# Generalizable prediction of medication adherence in heart failure

> **NIH NIH R01** · NEW YORK UNIVERSITY SCHOOL OF MEDICINE · 2024 · $741,786

## Abstract

Project Summary/Abstract
Heart failure (HF) is associated with high rates of hospitalization and mortality. While a number of evidence-
based therapies have been shown to improve outcomes for patients with HF, nearly half of these patients are
not regularly taking their medications. Although medication adherence can be improved through timely
interventions, it is challenging for clinicians to accurately identify and predict medication non-adherence at the
point of care. The challenge persists partly because medication adherence is a complex process influenced by
an interplay of a multitude of patient-, provider-, system-, community-, and therapy-related factors.
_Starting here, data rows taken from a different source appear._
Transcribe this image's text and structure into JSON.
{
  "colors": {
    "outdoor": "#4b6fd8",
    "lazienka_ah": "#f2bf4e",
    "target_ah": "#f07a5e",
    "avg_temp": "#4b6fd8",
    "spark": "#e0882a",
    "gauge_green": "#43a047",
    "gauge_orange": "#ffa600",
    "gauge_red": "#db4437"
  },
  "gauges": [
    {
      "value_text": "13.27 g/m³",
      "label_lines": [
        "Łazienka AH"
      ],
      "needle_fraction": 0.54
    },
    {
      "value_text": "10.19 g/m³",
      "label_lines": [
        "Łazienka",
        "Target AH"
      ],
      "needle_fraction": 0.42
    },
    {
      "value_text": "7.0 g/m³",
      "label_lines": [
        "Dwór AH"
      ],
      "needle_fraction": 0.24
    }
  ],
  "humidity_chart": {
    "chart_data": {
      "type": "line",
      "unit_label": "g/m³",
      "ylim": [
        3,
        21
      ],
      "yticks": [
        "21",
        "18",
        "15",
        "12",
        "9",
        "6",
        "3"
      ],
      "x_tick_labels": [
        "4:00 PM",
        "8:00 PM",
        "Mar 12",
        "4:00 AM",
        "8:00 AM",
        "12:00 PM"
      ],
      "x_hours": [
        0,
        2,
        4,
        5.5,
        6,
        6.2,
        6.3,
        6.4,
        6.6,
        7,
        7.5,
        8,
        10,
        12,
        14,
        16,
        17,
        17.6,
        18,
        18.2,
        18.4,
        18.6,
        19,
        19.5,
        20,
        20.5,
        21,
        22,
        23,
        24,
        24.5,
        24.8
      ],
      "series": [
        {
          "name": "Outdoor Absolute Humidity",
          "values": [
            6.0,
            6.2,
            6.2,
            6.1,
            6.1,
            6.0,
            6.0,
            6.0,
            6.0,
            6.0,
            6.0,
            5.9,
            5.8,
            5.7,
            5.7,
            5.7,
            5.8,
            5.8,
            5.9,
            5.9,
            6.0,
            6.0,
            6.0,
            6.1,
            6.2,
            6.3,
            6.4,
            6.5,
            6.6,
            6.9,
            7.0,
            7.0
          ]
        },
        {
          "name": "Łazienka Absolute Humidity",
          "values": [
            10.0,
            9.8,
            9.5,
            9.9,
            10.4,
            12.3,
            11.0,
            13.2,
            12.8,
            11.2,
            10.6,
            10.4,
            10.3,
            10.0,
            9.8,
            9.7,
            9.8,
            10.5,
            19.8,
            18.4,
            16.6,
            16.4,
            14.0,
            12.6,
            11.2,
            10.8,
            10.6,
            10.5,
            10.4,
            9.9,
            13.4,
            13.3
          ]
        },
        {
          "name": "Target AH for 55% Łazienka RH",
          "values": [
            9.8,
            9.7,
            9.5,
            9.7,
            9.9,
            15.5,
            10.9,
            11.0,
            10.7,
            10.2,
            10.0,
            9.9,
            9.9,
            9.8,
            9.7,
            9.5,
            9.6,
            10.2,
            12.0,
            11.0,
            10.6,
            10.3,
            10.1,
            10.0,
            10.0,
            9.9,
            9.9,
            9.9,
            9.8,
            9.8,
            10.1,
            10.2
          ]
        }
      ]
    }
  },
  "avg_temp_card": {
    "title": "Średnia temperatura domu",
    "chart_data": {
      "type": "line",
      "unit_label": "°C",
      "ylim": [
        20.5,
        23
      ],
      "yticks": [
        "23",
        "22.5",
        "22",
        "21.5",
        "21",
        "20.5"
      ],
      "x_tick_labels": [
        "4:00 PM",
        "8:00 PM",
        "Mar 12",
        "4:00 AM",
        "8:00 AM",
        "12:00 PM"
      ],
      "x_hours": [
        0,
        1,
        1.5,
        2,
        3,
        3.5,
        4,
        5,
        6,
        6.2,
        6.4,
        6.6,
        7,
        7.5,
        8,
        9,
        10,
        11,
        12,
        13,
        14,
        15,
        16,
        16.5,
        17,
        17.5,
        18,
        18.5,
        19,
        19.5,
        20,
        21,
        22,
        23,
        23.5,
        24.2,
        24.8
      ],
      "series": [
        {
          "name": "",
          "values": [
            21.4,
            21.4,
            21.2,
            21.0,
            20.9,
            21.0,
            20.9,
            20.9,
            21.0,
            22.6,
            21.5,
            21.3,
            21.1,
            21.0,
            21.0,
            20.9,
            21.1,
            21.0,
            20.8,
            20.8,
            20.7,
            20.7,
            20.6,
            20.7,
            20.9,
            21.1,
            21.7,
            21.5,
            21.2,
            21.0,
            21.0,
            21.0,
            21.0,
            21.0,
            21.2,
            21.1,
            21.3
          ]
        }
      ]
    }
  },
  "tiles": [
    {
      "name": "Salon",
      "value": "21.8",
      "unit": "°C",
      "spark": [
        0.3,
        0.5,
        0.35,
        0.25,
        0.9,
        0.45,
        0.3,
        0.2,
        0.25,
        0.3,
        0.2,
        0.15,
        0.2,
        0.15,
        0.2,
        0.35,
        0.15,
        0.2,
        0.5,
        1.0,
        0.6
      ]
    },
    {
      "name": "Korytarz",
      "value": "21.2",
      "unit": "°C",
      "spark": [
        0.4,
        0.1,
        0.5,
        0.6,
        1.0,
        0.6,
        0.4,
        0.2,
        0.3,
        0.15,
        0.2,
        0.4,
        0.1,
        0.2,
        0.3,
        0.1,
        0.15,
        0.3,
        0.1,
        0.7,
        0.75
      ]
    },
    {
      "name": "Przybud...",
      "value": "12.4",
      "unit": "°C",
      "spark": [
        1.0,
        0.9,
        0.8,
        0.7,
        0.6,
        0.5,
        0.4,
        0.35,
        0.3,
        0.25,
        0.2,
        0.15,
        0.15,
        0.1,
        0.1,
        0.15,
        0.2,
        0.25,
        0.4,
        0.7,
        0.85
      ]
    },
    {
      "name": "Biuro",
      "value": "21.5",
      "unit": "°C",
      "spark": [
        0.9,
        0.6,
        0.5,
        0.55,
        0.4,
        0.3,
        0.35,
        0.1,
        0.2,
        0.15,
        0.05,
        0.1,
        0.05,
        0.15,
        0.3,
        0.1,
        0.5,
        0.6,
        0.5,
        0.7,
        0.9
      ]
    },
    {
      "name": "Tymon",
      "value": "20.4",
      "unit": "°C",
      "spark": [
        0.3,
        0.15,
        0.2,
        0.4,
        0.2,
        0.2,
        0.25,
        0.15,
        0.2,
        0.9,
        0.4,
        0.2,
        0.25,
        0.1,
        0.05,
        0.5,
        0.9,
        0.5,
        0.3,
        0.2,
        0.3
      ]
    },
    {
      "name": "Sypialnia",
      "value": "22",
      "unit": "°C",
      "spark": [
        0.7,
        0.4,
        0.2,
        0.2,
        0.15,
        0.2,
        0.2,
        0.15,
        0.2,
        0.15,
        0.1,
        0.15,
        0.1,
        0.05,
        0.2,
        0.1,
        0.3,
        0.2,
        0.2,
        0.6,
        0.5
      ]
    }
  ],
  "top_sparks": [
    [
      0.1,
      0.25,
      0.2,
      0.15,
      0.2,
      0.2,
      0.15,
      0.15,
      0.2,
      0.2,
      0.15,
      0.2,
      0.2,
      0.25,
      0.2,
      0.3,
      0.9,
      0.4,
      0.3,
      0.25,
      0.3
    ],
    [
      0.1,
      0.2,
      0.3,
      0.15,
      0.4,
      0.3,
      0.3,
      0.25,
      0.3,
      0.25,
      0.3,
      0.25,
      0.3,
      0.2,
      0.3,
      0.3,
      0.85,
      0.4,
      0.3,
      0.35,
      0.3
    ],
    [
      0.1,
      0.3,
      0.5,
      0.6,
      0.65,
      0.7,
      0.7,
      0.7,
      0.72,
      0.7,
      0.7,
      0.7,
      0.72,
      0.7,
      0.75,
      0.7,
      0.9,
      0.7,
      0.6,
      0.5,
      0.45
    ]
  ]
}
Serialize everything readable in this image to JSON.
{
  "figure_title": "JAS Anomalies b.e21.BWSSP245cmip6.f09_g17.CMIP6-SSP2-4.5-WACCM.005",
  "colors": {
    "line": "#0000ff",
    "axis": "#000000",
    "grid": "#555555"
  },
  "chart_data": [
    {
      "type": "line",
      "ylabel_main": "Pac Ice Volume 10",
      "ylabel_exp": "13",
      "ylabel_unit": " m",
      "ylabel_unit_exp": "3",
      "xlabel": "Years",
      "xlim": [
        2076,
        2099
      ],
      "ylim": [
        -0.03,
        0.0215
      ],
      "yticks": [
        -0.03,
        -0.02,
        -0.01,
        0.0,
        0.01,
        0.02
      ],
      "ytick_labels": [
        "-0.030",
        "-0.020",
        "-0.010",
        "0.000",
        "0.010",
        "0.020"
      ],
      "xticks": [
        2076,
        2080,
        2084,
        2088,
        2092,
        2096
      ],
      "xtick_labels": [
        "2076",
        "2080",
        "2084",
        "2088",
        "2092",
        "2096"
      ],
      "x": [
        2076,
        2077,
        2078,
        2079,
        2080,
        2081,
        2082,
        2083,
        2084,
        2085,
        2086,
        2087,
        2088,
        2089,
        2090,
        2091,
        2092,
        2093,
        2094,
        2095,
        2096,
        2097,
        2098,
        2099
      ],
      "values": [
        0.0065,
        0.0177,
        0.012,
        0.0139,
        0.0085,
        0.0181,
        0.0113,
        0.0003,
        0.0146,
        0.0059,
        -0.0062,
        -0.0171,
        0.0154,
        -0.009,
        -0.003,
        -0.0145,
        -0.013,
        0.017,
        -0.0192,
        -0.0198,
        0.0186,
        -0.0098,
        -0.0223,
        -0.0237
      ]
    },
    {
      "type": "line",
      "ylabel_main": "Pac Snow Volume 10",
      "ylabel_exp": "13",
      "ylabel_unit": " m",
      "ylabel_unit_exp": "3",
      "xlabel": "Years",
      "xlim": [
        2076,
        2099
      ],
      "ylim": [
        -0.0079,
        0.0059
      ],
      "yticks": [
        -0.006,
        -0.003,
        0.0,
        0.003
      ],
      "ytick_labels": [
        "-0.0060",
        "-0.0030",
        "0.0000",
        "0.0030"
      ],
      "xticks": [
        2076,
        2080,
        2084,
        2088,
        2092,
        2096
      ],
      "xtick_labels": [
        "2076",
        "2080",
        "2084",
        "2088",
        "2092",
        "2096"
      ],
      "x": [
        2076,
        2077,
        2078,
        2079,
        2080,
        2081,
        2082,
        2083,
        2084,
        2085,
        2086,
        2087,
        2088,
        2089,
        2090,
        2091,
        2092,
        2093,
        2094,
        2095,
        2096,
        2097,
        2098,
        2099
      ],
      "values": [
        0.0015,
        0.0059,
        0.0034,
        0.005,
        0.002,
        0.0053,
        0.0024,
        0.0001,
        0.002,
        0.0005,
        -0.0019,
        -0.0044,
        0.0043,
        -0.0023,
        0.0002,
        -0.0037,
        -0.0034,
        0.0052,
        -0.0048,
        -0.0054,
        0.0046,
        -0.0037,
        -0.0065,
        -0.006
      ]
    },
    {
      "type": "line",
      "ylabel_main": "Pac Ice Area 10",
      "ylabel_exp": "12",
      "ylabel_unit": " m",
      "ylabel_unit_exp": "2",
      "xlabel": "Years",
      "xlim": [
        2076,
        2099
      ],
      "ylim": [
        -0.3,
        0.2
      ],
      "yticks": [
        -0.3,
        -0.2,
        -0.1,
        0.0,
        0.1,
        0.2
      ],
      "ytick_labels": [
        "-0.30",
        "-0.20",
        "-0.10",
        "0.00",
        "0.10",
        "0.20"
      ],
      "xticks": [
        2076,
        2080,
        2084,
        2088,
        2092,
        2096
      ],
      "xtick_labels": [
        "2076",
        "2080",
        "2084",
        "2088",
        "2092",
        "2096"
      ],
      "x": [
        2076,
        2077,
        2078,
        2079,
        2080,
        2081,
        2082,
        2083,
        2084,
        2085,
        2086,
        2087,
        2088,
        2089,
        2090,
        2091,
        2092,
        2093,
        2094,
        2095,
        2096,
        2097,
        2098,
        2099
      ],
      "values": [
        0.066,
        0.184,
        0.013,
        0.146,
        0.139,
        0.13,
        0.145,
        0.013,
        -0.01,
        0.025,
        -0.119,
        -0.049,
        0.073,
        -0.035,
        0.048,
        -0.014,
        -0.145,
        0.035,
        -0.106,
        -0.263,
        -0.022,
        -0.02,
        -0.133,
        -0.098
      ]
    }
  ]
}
This gap in
identifying patients at risk of non-adherence can be addressed through increasing availability of relevant data
from electronic health records (EHRs), which affords the potential to make accurate, real time predictions of
adherence in HF. In particular, recent linkages of EHR and pharmacy data has created opportunity for
incorporation of prior medication fills into EHR-based adherence prediction models that are updated
continuously. Using machine learning (ML) techniques with such data allows for incorporation of a large
number of intercorrelated risk factors and their interactions into models and for accommodating continuous
updates as new information becomes available. Our objective is to build a ML-based algorithm to predict
adherence among patients with HF. The specific aims are: 1) to develop supervised ML algorithms to predict
medication adherence among HF patients, using EHR clinical data, linked pharmacy fill data, and location-
based social determinants data from a large, urban health system that cares for a diverse patient population; 2)
to assess fairness of the developed algorithms by evaluating cross-validated prediction and calibration on
patient subgroups based on social and economic factors, to ensure that the desirable prediction performance
is maintained for the diverse groups; and 3) to assess generalizability of the algorithms through validation in a
second large, urban health system caring for a diverse population. Our approach is innovative and novel in
several ways. First, we will take advantage of linkages between pharmacy fill information and the EHR to
incorporate pharmacy data in our models. Second, we utilize geocoding of patient addresses combined with
publicly available data to incorporate neighborhood-level social determinants of health, which are among the
most important predictors of adherence, into our models. Third, we will assess fairness of the model by
evaluating the predictive performance and calibration on patients from diverse backgrounds. Fourth, we will
ensure generalizability of the prediction algorithm by developing it in one diverse health system and validating
the algorithm in a second diverse health system. These models will be developed such that they can be used
for point-of-care adherence prediction. Our long term goal is to b...

## Key facts

- **NIH application ID:** 10795035
- **Project number:** 5R01HL155149-04
- **Recipient organization:** NEW YORK UNIVERSITY SCHOOL OF MEDICINE
- **Principal Investigator:** Samrachana Adhikari
- **Activity code:** R01 (R01, R21, SBIR, etc.)
- **Funding institute:** NIH
- **Fiscal year:** 2024
- **Award amount:** $741,786
- **Award type:** 5
- **Project period:** 2021-03-15 → 2026-02-28

## Primary source

NIH RePORTER: https://reporter.nih.gov/project-details/10795035

## Citation

> US National Institutes of Health, RePORTER application 10795035, Generalizable prediction of medication adherence in heart failure (5R01HL155149-04). Retrieved via AI Analytics 2026-05-22 from https://api.ai-analytics.org/grant/nih/10795035. Licensed CC0.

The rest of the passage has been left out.